I – PRESENTATION DE LA QUESTION ET DE SES DIFFICULTES
Ce sujet porte sur la question des échanges. La question est
claire mais elle exige que l'on évite toute réponse précipitée, qu'elle soit
d'ailleurs positive ou négative.
Il ne s'agit donc pas tant de répondre à la question que d'examiner ce qui dans
les échanges peut être facteur de paix ou au contraire de conflits.
Si la réflexion peut être nourrie par de nombreux exemples, il est important de
définir ce qu'est un échange et de préciser de quelle façon on peut entendre la notion de paix.
Echanger, c'est maintenir, entretenir des liens avec
autrui. Les échanges ne peuvent donc pas se limiter à la seule sphère
des biens économiques. On échange aussi des idées en dialoguant avec autrui
mais nous entrons également en relation avec autrui par nos attitudes, nos
gestes, une communication non verbale mais parfois plus efficace que les mots.
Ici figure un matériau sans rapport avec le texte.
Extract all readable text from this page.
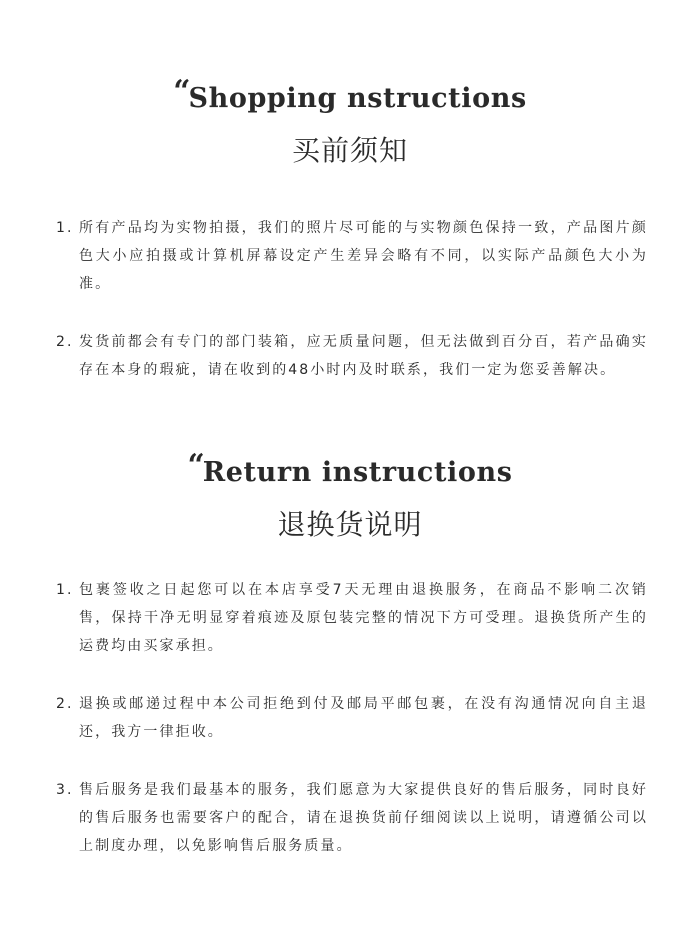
“Shopping nstructions
买前须知
1. 所有产品均为实物拍摄，我们的照片尽可能的与实物颜色保持一致，产品图片颜色大小应拍摄或计算机屏幕设定产生差异会略有不同，以实际产品颜色大小为准。
2. 发货前都会有专门的部门装箱，应无质量问题，但无法做到百分百，若产品确实存在本身的瑕疵，请在收到的48小时内及时联系，我们一定为您妥善解决。
“Return instructions
退换货说明
1. 包裹签收之日起您可以在本店享受7天无理由退换服务，在商品不影响二次销售，保持干净无明显穿着痕迹及原包装完整的情况下方可受理。退换货所产生的运费均由买家承担。
2. 退换或邮递过程中本公司拒绝到付及邮局平邮包裹，在没有沟通情况向自主退还，我方一律拒收。
3. 售后服务是我们最基本的服务，我们愿意为大家提供良好的售后服务，同时良好的售后服务也需要客户的配合，请在退换货前仔细阅读以上说明，请遵循公司以上制度办理，以免影响售后服务质量。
La paix désigne l'état de concorde,
d'accord ou d'harmonie
qui règne entre des individus, des groupes (communautés, sociétés ou Etats).
On définit souvent la paix comme l'absence de conflit
comme si le conflit était premier, comme si la paix n'advenait que comme
dépassement de rivalités, de conflits ou de désaccords.
Mais on peut aussi définir la paix de façon positive comme l'accord, l'harmonie ou
encore la concorde. De ce point de vue, la paix
semble liée à un type de relation qui assure la réciprocité et l'égalité des
sujets.
II - LA PROBLEMATIQUE
Si l'échange est ce qui permet aux hommes d'établir un lien fondé sur l'intérêt, à quelles conditions peut-il favoriser la paix c'est-à-dire produire l'accord entre des intérêts qui peuvent être divergents ?
III - LES PISTES DE REFLEXION
● De prime abord, il
semble bien que l'échange s'oppose à la violence et au conflit.
En effet échanger, c'est acquérir un bien contre un autre, c'est se rendre
mutuellement service ou encore communiquer ses idées dans le cadre d'un
dialogue.
Il n'y a d'échange, au sens propre, que réfléchi et
concerté : ceux qui entrent dans une
relation d'échange, que celle-ci concerne des idées ou des biens, le font
toujours volontairement.
Ainsi les échanges semblent favoriser la paix parce
qu'ils instaurent entre les acteurs de l'échange une forme de réciprocité. Echanger suppose de reconnaître l'autre
comme mon égal parce que l'échange suppose une équivalence
des biens échangés ou l'examen de son point de vue dans la visée d'un
partage.
Mais si nous entrons dans des relations d'échange, ce n'est pas par pur
altruisme ou de façon gratuite. Il entre toujours en jeu pour chacun des
acteurs de l'échange un intérêt.
On peut alors se demander si l'échange est par nature en mesure de satisfaire
les intérêts de chacun ou s'il n'est pas aussi l'occasion
de faire surgir des divergences, des désaccords et des conflits d'intérêts
qui seraient demeurés invisibles si la relation d'échange ne les avaient pas révélés
ou même produits.
● Si donc l'échange ne favorise pas nécessairement
la paix, il importe d'examiner à quelles conditions un échange permet de dépasser, de résoudre les conflits qu'il
fait parfois apparaître.
IV - LES PISTES DE DEVELOPPEMENT
● On pouvait d'abord analyser en quoi les échanges apparaissent comme des facteurs de paix.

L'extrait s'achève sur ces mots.